I heard yesterday that Frith ran away from his new family, ran off with a troupe of new age nomads who’d been camping next door to Thorndon Lofts. A girl was involved. Arvind called this morning to tell me, his curt tone implying that we should have anticipated something like this. Or I should have. The audio quality was good, and I could hear children playing a sing song game behind him. After we hung up I tried to stay where I was, to sit with the feeling that Arvind is surrounded by children while I remain alone, but I could not sit with the thought that Frith had disappeared. Who were these nomads? Where had they gone? Would he try to contact me? Would he contact Arvind? I called Thorndon Lofts, but the mods were being very cagey. Yes, it looked as if Frith was travelling with some itinerant content creators. They called themselves Scythians. Most likely they were moving on to a different halting site within the city limits. Yes, the mods were sure they would find him. As soon as he turned on his phone, they’d know his location.

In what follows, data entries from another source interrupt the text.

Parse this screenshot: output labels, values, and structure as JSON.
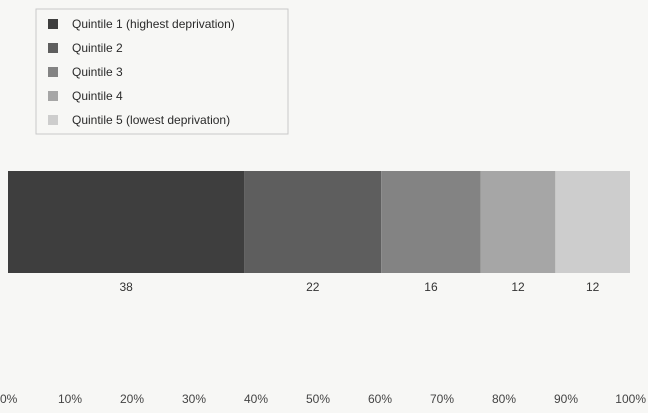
{
  "chart_data": {
    "type": "bar",
    "orientation": "horizontal",
    "stacked": true,
    "categories": [
      ""
    ],
    "series": [
      {
        "name": "Quintile 1 (highest deprivation)",
        "values": [
          38
        ],
        "color": "#3e3e3e"
      },
      {
        "name": "Quintile 2",
        "values": [
          22
        ],
        "color": "#5e5e5e"
      },
      {
        "name": "Quintile 3",
        "values": [
          16
        ],
        "color": "#838383"
      },
      {
        "name": "Quintile 4",
        "values": [
          12
        ],
        "color": "#a6a6a6"
      },
      {
        "name": "Quintile 5 (lowest deprivation)",
        "values": [
          12
        ],
        "color": "#cdcdcd"
      }
    ],
    "data_labels": [
      "38",
      "22",
      "16",
      "12",
      "12"
    ],
    "xlim": [
      0,
      100
    ],
    "x_ticks": [
      "0%",
      "10%",
      "20%",
      "30%",
      "40%",
      "50%",
      "60%",
      "70%",
      "80%",
      "90%",
      "100%"
    ],
    "title": "",
    "xlabel": "",
    "ylabel": "",
    "legend_position": "top-left",
    "grid": false
  }
}
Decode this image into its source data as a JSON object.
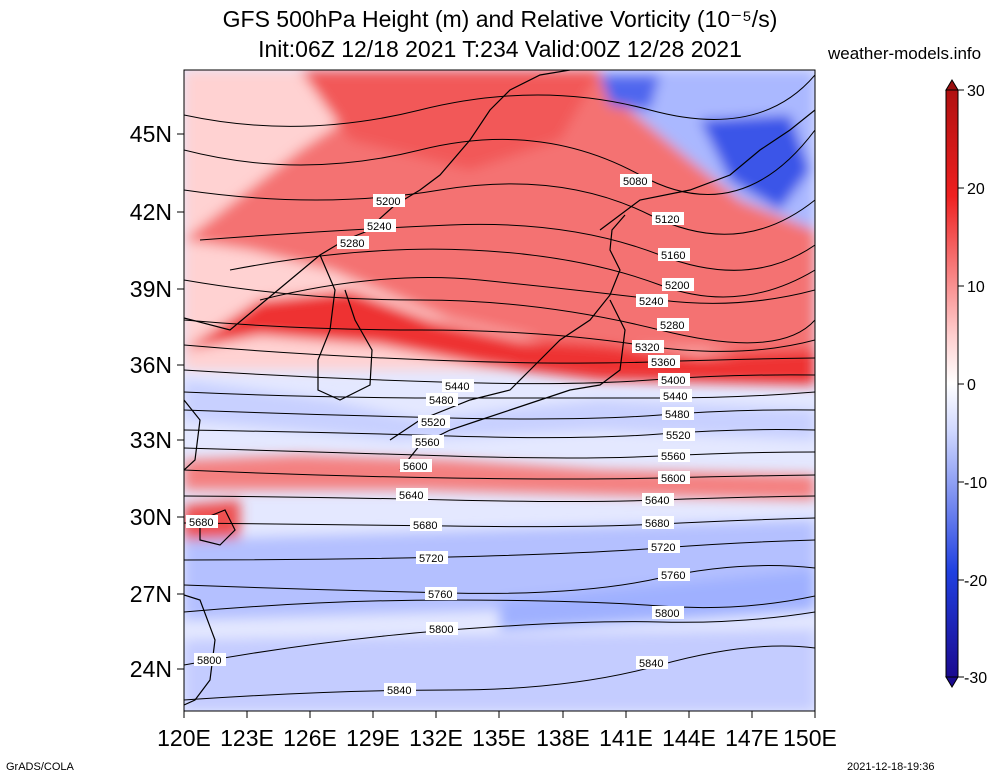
{
  "title": {
    "line1": "GFS 500hPa Height (m) and Relative Vorticity (10⁻⁵/s)",
    "line2": "Init:06Z 12/18 2021 T:234 Valid:00Z 12/28 2021",
    "site": "weather-models.info"
  },
  "footer": {
    "left": "GrADS/COLA",
    "right": "2021-12-18-19:36"
  },
  "axes": {
    "lon_labels": [
      "120E",
      "123E",
      "126E",
      "129E",
      "132E",
      "135E",
      "138E",
      "141E",
      "144E",
      "147E",
      "150E"
    ],
    "lat_labels": [
      "45N",
      "42N",
      "39N",
      "36N",
      "33N",
      "30N",
      "27N",
      "24N"
    ]
  },
  "colorbar": {
    "ticks": [
      "30",
      "20",
      "10",
      "0",
      "-10",
      "-20",
      "-30"
    ],
    "colors": {
      "max": "#b01010",
      "pos": "#ee2020",
      "mid": "#ffffff",
      "neg": "#2040e0",
      "min": "#1a0a90"
    }
  },
  "contours": [
    {
      "label": "5080"
    },
    {
      "label": "5120"
    },
    {
      "label": "5160"
    },
    {
      "label": "5200"
    },
    {
      "label": "5240"
    },
    {
      "label": "5280"
    },
    {
      "label": "5320"
    },
    {
      "label": "5360"
    },
    {
      "label": "5400"
    },
    {
      "label": "5440"
    },
    {
      "label": "5480"
    },
    {
      "label": "5520"
    },
    {
      "label": "5560"
    },
    {
      "label": "5600"
    },
    {
      "label": "5640"
    },
    {
      "label": "5680"
    },
    {
      "label": "5720"
    },
    {
      "label": "5760"
    },
    {
      "label": "5800"
    },
    {
      "label": "5840"
    }
  ]
}
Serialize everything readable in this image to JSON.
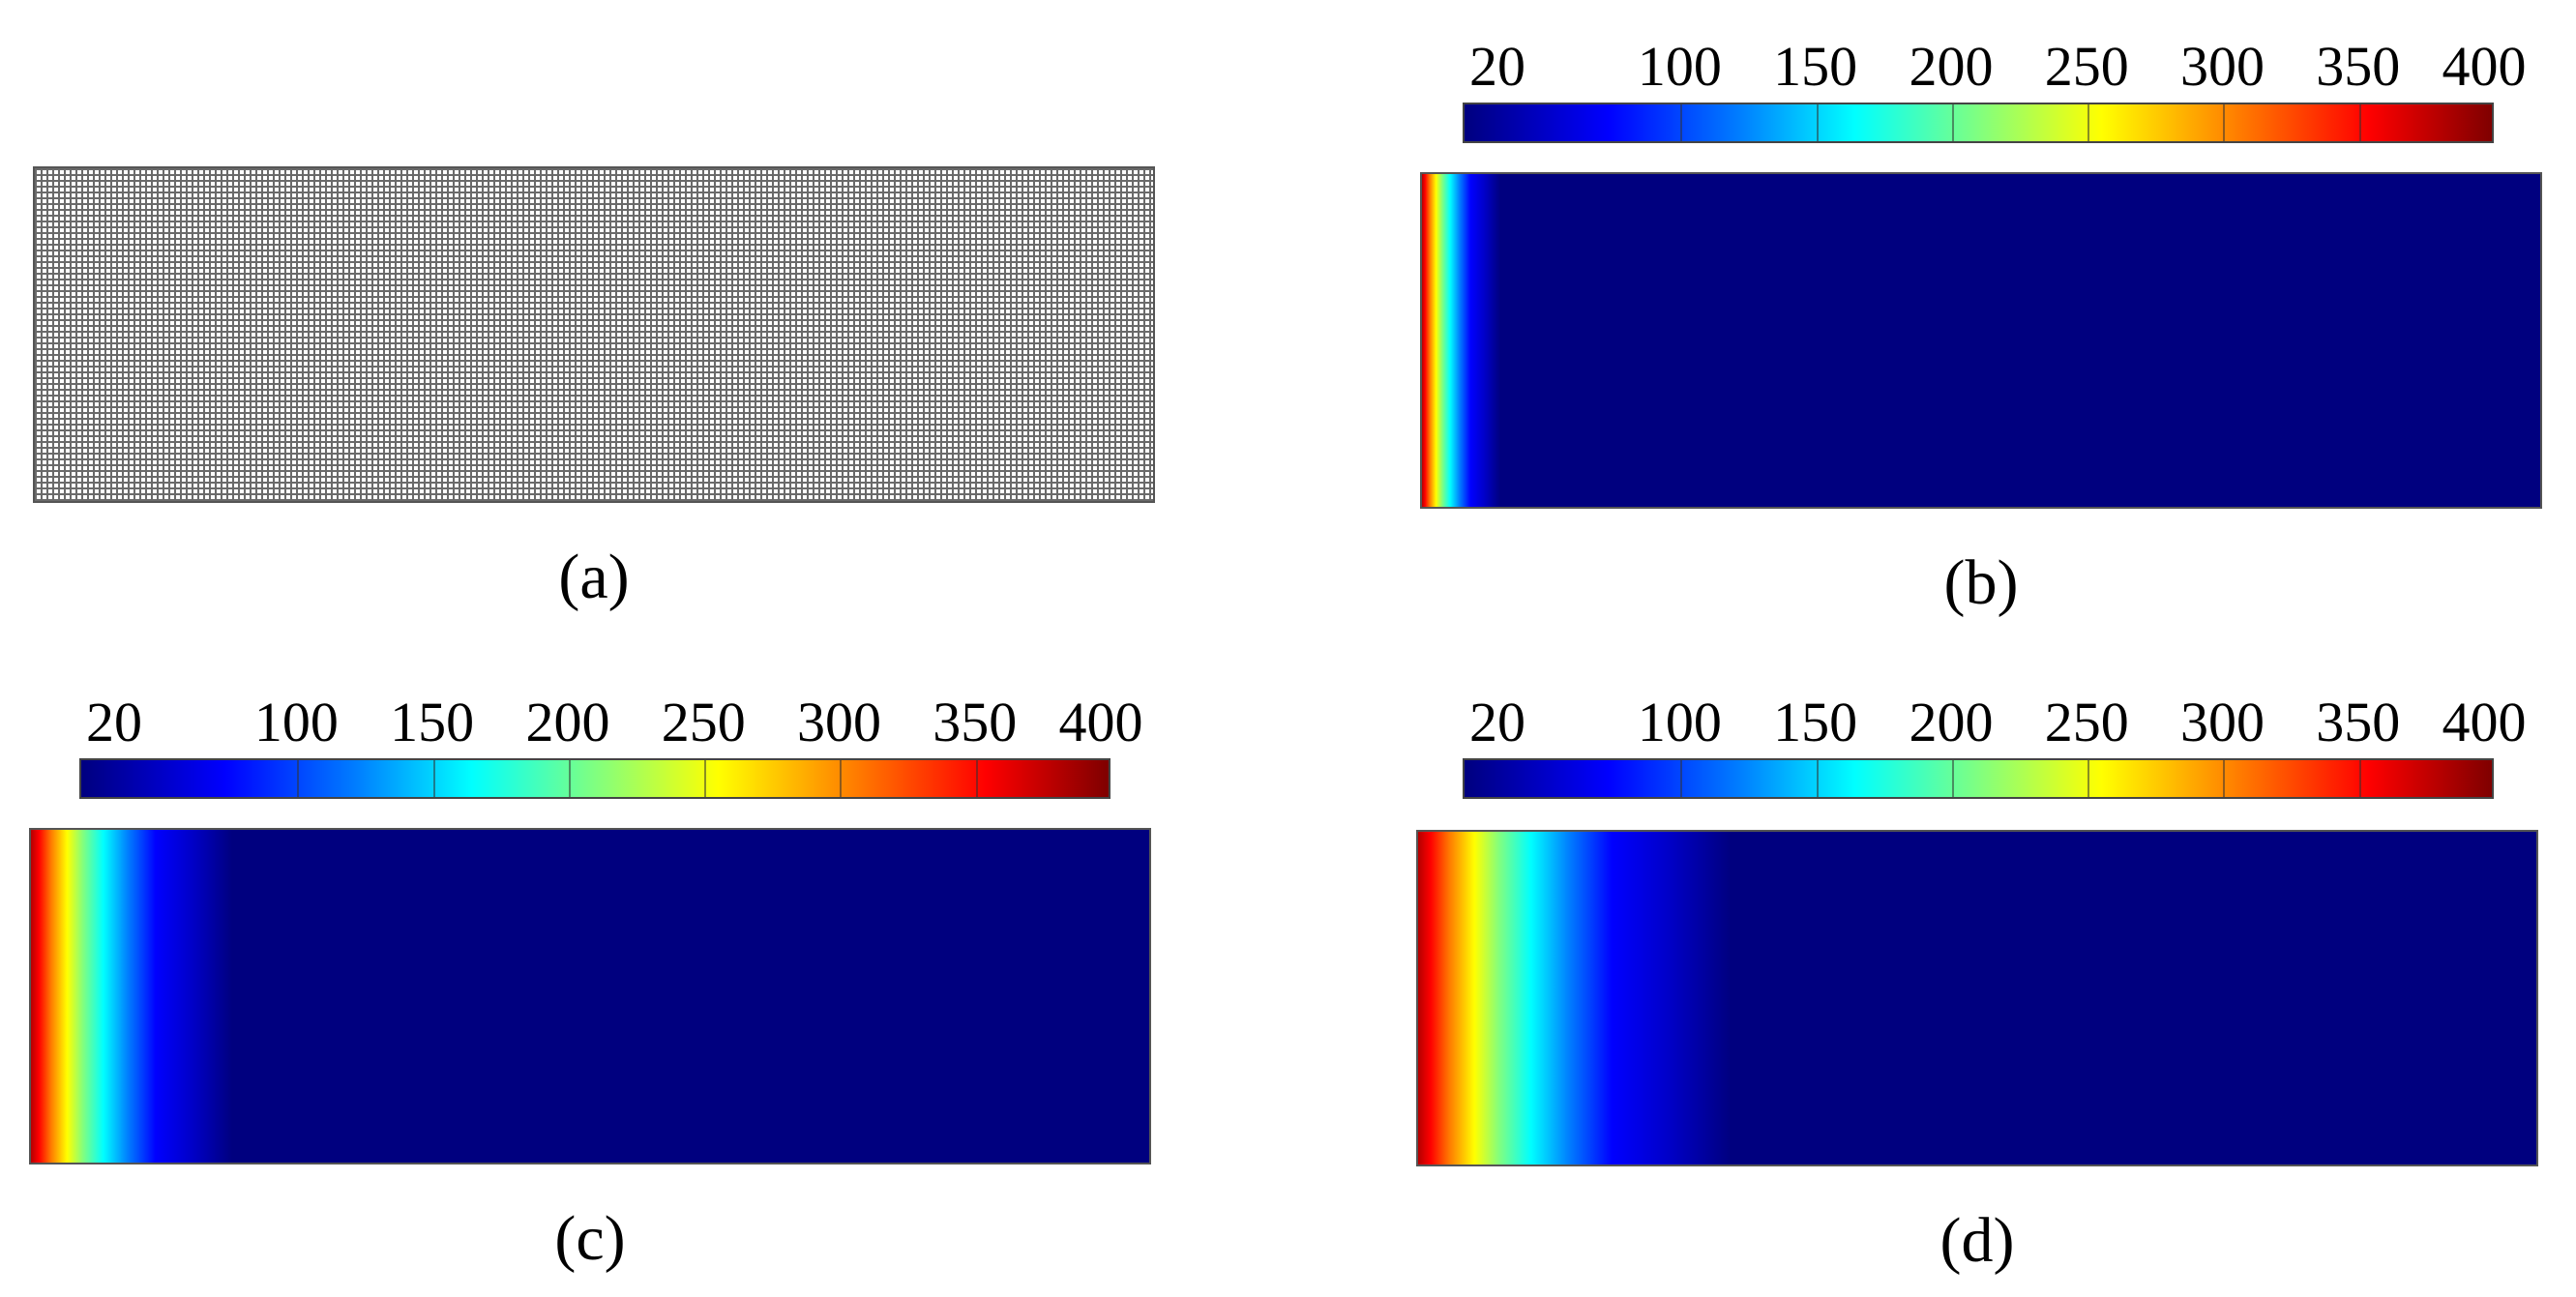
{
  "panels": [
    {
      "id": "a",
      "caption": "(a)",
      "type": "mesh",
      "hot_fraction": 0.0
    },
    {
      "id": "b",
      "caption": "(b)",
      "type": "temperature",
      "hot_fraction": 0.07
    },
    {
      "id": "c",
      "caption": "(c)",
      "type": "temperature",
      "hot_fraction": 0.18
    },
    {
      "id": "d",
      "caption": "(d)",
      "type": "temperature",
      "hot_fraction": 0.28
    }
  ],
  "colorbar": {
    "min": 20,
    "max": 400,
    "ticks": [
      "20",
      "100",
      "150",
      "200",
      "250",
      "300",
      "350",
      "400"
    ],
    "colormap": "jet"
  }
}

Well as it turns out, they didn’t find him. They’re probably worried, but for now I’m just going to ignore the calls and texts. He’s up in the sleeping loft with the Scythian girl, both of them exhausted after travelling all this way. I couldn’t believe it at first. I was watering plants on the deck, trying to keep occupied, when I heard Frith calling my name. I thought I was losing my mind but there he was, standing down below me.
Oh hello, I said, casual because shocked.
He introduced the girl, Lira, and told me they’d liberated two electric Thornbikes from the Thorndon Lofts herd and ridden them all the way from the city. Even though I’d seen him a few months prior, he seemed to have grown taller. The girl was tall herself, and when her eyes met mine, I saw that they were very blue.
Well come in, I told them. We had a cup of tea and chatted – it was so oddly normal, as if they’d just dropped in after worship, that we all began to laugh. I told Lira that my sister’s PhD research had involved examining Scythian mummies. Real Scythians I said, and then no doubt made it worse by apologising. She laughed and said don’t worry about it. A very composed young woman. I wonder how she is with Frith. I guess I’ll see when they wake up. I left the rubber finger on the nightstand beside his bed.